About Me

My photo
Matthew Freeman is a Brooklyn based playwright with a BFA from Emerson College. His plays include THE DEATH OF KING ARTHUR, REASONS FOR MOVING, THE GREAT ESCAPE, THE AMERICANS, THE WHITE SWALLOW, AN INTERVIEW WITH THE AUTHOR, THE MOST WONDERFUL LOVE, WHEN IS A CLOCK, GLEE CLUB, THAT OLD SOFT SHOE and BRANDYWINE DISTILLERY FIRE. He served as Assistant Producer and Senior Writer for the live webcast from Times Square on New Year's Eve 2010-2012. As a freelance writer, he has contributed to Gamespy, Premiere, Complex Magazine, Maxim Online, and MTV Magazine. His plays have been published by Playscripts, Inc., New York Theatre Experience, and Samuel French.

Tuesday, March 31, 2009

Hostility

Lately, I've read a fair amount and seen a fair amount about how theaters and artists need to explain their economic impact, be in conversation with their community, and express with statistical precision what it is that they do.

Theaters are told to prove what service they provide. To explain how a local theater helps local businesses and lowers the crime rate. How a play impacts the public dialogue. The question has become: what use are you?

It would be hypocritical of me to say that speaking in these terms isn't important and savvy. One key caveat, though, is that this type of thinking should be a part of the burden of creative artists.

There is the natural, in many places well founded, hostility that does and should exist between artists and their communities. Writers, poets, dancers and painters are not community service providers.

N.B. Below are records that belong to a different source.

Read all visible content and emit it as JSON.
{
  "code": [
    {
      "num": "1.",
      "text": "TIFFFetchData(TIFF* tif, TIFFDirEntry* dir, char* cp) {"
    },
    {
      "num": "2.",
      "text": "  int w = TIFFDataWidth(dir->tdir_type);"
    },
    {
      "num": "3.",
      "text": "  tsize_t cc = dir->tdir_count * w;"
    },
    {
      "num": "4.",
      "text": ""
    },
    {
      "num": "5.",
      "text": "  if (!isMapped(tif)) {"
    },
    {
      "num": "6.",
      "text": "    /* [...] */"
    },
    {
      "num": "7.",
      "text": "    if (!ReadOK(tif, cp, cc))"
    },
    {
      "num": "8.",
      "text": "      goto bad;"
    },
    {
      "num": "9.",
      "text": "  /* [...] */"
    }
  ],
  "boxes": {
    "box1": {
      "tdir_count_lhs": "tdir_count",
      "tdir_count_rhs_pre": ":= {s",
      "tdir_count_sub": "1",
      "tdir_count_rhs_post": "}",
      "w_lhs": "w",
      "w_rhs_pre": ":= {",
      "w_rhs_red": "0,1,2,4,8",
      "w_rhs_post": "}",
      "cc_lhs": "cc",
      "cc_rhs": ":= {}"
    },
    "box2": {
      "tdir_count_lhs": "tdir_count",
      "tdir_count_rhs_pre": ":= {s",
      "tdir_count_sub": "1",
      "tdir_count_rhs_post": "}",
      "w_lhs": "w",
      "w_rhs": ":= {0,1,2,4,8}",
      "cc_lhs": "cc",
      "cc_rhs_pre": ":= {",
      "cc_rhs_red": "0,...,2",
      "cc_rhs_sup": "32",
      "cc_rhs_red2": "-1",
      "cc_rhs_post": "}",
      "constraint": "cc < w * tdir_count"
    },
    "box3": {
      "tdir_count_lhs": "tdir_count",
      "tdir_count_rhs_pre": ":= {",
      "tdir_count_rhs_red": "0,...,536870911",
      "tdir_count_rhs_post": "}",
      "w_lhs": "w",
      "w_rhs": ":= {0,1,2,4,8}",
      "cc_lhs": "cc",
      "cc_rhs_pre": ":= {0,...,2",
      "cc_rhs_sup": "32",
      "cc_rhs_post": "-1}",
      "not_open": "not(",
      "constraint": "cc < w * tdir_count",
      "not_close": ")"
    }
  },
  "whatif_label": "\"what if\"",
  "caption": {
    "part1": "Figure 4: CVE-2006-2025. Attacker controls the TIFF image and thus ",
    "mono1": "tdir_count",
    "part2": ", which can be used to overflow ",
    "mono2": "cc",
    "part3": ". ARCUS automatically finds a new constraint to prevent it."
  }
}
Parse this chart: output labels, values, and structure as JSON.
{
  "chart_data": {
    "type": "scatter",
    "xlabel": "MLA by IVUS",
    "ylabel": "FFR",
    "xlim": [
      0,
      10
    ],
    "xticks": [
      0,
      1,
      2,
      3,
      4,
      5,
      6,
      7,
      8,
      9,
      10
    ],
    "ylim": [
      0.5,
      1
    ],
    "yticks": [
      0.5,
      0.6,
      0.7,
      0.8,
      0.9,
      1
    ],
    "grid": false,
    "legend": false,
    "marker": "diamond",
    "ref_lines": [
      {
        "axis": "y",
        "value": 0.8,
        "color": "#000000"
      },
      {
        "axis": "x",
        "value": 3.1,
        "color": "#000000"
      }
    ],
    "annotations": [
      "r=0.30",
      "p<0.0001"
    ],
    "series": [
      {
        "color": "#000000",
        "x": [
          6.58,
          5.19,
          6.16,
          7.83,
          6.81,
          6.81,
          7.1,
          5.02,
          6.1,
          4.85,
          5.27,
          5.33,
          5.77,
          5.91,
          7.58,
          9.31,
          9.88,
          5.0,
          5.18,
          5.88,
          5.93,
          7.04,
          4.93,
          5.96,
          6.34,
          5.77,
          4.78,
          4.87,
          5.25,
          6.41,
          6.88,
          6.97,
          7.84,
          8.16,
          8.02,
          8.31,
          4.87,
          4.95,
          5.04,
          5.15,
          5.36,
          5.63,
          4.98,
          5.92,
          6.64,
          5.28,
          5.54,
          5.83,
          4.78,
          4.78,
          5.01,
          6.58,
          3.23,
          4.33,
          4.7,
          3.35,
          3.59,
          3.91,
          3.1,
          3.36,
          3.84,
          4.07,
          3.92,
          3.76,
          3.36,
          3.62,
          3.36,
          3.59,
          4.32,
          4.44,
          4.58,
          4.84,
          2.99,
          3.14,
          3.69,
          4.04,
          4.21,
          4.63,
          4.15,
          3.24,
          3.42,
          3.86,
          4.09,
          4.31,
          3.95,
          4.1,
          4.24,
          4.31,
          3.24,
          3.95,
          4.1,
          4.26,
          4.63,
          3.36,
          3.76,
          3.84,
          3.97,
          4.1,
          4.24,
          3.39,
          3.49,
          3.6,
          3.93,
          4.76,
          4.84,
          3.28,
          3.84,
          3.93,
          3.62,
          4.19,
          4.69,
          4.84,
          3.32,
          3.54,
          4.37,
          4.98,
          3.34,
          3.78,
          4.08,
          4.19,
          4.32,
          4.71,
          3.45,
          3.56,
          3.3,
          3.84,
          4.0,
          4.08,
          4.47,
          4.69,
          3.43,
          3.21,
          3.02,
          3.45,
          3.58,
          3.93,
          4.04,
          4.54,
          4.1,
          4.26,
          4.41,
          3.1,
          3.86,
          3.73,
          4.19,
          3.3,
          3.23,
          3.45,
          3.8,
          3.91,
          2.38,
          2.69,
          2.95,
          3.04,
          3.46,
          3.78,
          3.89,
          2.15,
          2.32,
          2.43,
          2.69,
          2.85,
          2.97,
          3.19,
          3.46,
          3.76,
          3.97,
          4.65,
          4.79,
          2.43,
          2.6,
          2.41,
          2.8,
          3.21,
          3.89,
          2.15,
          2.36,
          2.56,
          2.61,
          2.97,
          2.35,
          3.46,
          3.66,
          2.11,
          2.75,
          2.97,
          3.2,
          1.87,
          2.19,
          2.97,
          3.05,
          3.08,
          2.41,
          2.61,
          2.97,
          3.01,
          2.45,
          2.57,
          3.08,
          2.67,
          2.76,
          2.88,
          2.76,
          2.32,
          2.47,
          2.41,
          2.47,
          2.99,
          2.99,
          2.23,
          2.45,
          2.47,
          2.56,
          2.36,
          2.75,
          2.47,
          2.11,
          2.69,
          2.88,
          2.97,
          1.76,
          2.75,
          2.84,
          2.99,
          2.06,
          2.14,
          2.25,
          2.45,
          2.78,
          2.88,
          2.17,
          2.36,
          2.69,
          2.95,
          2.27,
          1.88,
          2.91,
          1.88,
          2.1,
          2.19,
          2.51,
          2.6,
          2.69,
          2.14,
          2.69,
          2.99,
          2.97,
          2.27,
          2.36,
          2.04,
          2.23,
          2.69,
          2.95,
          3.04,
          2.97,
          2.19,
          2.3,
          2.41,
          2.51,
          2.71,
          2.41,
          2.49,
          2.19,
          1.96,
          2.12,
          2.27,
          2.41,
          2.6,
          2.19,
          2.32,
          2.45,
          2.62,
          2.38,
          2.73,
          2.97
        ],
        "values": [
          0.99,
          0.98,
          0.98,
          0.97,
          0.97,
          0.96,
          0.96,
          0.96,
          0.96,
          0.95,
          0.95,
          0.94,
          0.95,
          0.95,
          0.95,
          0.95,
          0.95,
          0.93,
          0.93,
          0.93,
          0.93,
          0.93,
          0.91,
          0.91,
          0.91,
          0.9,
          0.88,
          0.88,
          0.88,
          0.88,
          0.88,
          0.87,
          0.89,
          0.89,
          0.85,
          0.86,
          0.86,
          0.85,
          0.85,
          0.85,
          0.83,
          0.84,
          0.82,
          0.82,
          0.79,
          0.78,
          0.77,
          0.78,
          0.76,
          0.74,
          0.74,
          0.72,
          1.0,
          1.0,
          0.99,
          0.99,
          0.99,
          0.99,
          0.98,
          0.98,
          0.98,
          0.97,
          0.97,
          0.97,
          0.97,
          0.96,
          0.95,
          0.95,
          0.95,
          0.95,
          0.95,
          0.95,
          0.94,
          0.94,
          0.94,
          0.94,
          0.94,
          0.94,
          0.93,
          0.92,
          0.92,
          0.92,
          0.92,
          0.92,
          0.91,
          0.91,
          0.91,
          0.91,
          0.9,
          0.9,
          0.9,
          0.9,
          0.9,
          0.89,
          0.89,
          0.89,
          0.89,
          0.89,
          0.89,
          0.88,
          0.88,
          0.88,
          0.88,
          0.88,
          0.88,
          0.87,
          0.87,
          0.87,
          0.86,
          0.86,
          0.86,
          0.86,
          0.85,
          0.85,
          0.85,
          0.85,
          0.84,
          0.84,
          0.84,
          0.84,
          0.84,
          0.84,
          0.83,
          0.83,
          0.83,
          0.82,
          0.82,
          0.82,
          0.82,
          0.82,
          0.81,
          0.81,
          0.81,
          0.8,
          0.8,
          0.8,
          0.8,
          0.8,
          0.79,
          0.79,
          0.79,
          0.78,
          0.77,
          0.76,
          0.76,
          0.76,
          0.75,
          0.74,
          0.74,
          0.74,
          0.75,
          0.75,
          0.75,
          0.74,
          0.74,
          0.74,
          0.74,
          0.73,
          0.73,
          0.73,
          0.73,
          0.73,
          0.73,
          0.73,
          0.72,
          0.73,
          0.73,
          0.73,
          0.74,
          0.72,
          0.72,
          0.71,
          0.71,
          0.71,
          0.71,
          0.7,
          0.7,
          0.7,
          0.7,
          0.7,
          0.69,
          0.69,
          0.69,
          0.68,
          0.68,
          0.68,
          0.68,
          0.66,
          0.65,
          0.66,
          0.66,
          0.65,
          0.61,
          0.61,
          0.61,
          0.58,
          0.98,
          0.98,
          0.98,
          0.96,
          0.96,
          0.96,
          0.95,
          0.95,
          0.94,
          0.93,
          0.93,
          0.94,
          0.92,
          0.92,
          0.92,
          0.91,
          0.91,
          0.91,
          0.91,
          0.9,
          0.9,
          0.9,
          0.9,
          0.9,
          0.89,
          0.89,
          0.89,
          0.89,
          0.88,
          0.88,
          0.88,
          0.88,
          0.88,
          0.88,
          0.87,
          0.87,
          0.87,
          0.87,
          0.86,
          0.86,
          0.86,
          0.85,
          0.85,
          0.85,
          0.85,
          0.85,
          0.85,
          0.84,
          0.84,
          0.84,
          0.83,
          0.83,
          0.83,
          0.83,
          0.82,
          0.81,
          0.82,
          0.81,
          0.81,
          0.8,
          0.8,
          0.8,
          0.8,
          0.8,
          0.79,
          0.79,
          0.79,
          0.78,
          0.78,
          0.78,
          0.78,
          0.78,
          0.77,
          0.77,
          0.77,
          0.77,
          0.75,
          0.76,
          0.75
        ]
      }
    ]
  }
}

There is, of course, some peripheral impact of their work in dollar terms, but to provide a community with 'added economic value' that is not their core function.

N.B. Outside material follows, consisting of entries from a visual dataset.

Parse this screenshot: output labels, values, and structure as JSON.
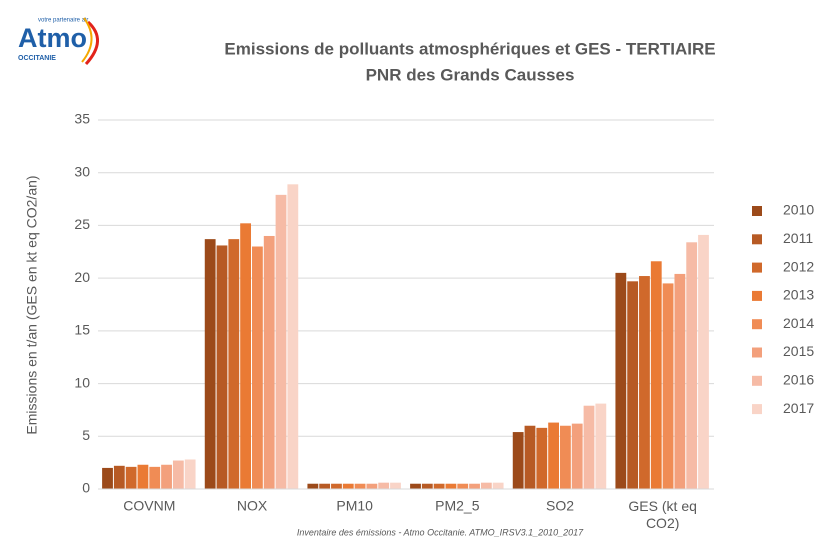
{
  "logo": {
    "name": "Atmo",
    "tagline": "votre partenaire air",
    "region": "OCCITANIE"
  },
  "chart_data": {
    "type": "bar",
    "title": "Emissions de polluants atmosphériques et GES - TERTIAIRE",
    "subtitle": "PNR des Grands Causses",
    "y_label": "Emissions en t/an (GES en kt eq CO2/an)",
    "source": "Inventaire des émissions - Atmo Occitanie. ATMO_IRSV3.1_2010_2017",
    "categories": [
      "COVNM",
      "NOX",
      "PM10",
      "PM2_5",
      "SO2",
      "GES (kt eq CO2)"
    ],
    "series": [
      {
        "name": "2010",
        "color": "#9c4a1a",
        "values": [
          2.0,
          23.7,
          0.5,
          0.5,
          5.4,
          20.5
        ]
      },
      {
        "name": "2011",
        "color": "#b75a24",
        "values": [
          2.2,
          23.1,
          0.5,
          0.5,
          6.0,
          19.7
        ]
      },
      {
        "name": "2012",
        "color": "#d0692b",
        "values": [
          2.1,
          23.7,
          0.5,
          0.5,
          5.8,
          20.2
        ]
      },
      {
        "name": "2013",
        "color": "#ea7a34",
        "values": [
          2.3,
          25.2,
          0.5,
          0.5,
          6.3,
          21.6
        ]
      },
      {
        "name": "2014",
        "color": "#f08c55",
        "values": [
          2.1,
          23.0,
          0.5,
          0.5,
          6.0,
          19.5
        ]
      },
      {
        "name": "2015",
        "color": "#f3a07c",
        "values": [
          2.3,
          24.0,
          0.5,
          0.5,
          6.2,
          20.4
        ]
      },
      {
        "name": "2016",
        "color": "#f6bba6",
        "values": [
          2.7,
          27.9,
          0.6,
          0.6,
          7.9,
          23.4
        ]
      },
      {
        "name": "2017",
        "color": "#f9d4c7",
        "values": [
          2.8,
          28.9,
          0.6,
          0.6,
          8.1,
          24.1
        ]
      }
    ],
    "ylim": [
      0,
      35
    ],
    "yticks": [
      0,
      5,
      10,
      15,
      20,
      25,
      30,
      35
    ],
    "grid": true,
    "legend": "right"
  }
}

There is a not subtle hostility towards the arts in our appropriations process... we're given enough money to keep us quiet, but not enough to show that we're valued in the same way, that, say, insurance providers are valued. The message is clear: artists challenge and upset communities as much as they amuse and aid them. Giving artists money to piss everyone off, bore them, or generally make them question whether or not their values make sense doesn't really match the modus operendi of the government. Giving artists money that they then spend to make no profit causes cognitive dissonance in a nation that measures positive consequences with a spreadsheet and a slide rule.

Hostility, skepticism and anger are the hallmarks of some of the greatest works of art. We can see that effect now with Caryl Churchill. She isn't reflecting the generally accepted values of the Western World, she's rebelling against them, attacking them. As well she should. She isn't being what would be termed by members inside her community as filling their needs; she is questioning them. She is being, in that way, a fantastic member of the world community. Better, in my estimation, if she asked her community what they wanted from her, and then gave it to them.

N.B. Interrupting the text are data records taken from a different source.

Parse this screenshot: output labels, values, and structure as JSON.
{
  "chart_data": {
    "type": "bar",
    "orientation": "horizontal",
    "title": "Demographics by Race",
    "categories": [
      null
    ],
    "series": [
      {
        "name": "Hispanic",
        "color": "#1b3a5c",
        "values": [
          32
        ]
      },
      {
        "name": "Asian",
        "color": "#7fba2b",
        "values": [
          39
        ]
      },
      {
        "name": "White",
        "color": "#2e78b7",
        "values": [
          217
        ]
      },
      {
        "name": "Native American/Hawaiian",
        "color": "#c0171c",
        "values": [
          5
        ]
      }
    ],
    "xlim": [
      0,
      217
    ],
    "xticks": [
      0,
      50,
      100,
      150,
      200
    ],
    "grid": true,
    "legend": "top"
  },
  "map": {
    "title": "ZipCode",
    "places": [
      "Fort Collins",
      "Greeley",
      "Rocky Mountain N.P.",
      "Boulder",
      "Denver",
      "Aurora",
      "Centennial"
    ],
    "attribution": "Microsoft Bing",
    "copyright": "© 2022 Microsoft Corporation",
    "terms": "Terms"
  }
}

This is not to say that I'm condemning the work of arts advocates. When theater companies and advocacy organizations provide statements and data about the value of their work in dollar terms, they are doing what is asked of them and they are doing exactly as they should. We need to make and attempt to win every argument, including that one. Arts advocates and lobbyists are essential, and I pray they are brilliantly successful at every turn.

Artists, though, exist to agitate, provoke, shock (yes, shock), and question. It's for this very reason that communities, national to local, will always view them as troublemakers, try to marginalize them, or assimilate them. Forcing us to present ourselves as bullet points in a PowerPoint entitled The Impact of Theater Organizations on Job Growth, or somesuch, is a way to bring artists into a harmful worldview: one that places all arts within the framework of sales and subsidies, of evidence and fact. Once we begin to match our impact dollar for dollar with that of a foodbank, a restaurant, MacDonalds, Warner Brothers, or the DMV, we become a part of a logic that inevitably leads to faulty conclusions about value.

So yes, arts advocates should research and know all they can about how we improve our neighborhoods, how we educate, what services we provide. Artists, though, should resist thinking of themselves as reflections of their community, or fillers of needs, or educators. We do our job best when we retain that sense of doubt and anger; and communities, whether they prefer to see it or not, are better served by our hostility than our complicitity.

3 comments:

Austin said...

The opposite of hostility is not necessarily complicity. Also, if artist wish to be funded by public vs. private dollars, then these questions of community must resonate. Who are you doing the work for otherwise? Whom is the audience you wish to reach?

If one has private funding, dissent is much easier to come by. Although, some of the best work I have seen finds a way to work in these questions of our community and it's attitudes or acts we dislike, in a non-hostile and thoughtful way.

Freeman said...

The opposite of hostility isn't thoughtfulness.

I simply don't believe that an artists dedication to a certain relationship with the community should be the hinge on which public funding swings. There is public good in an aggressive, pugnacious artistic community. It truly would be funding worthless art if that art we careful of the powers that be, and careful not to step on toes.

Scott Walters said...

I will address this formally on my blog. I keep threatening this, but am too swamped to get to it. I will, though, and then you're gonna get it boy... ;-)

Preview: there is a difference between intending to offend, and being willing to risk offending.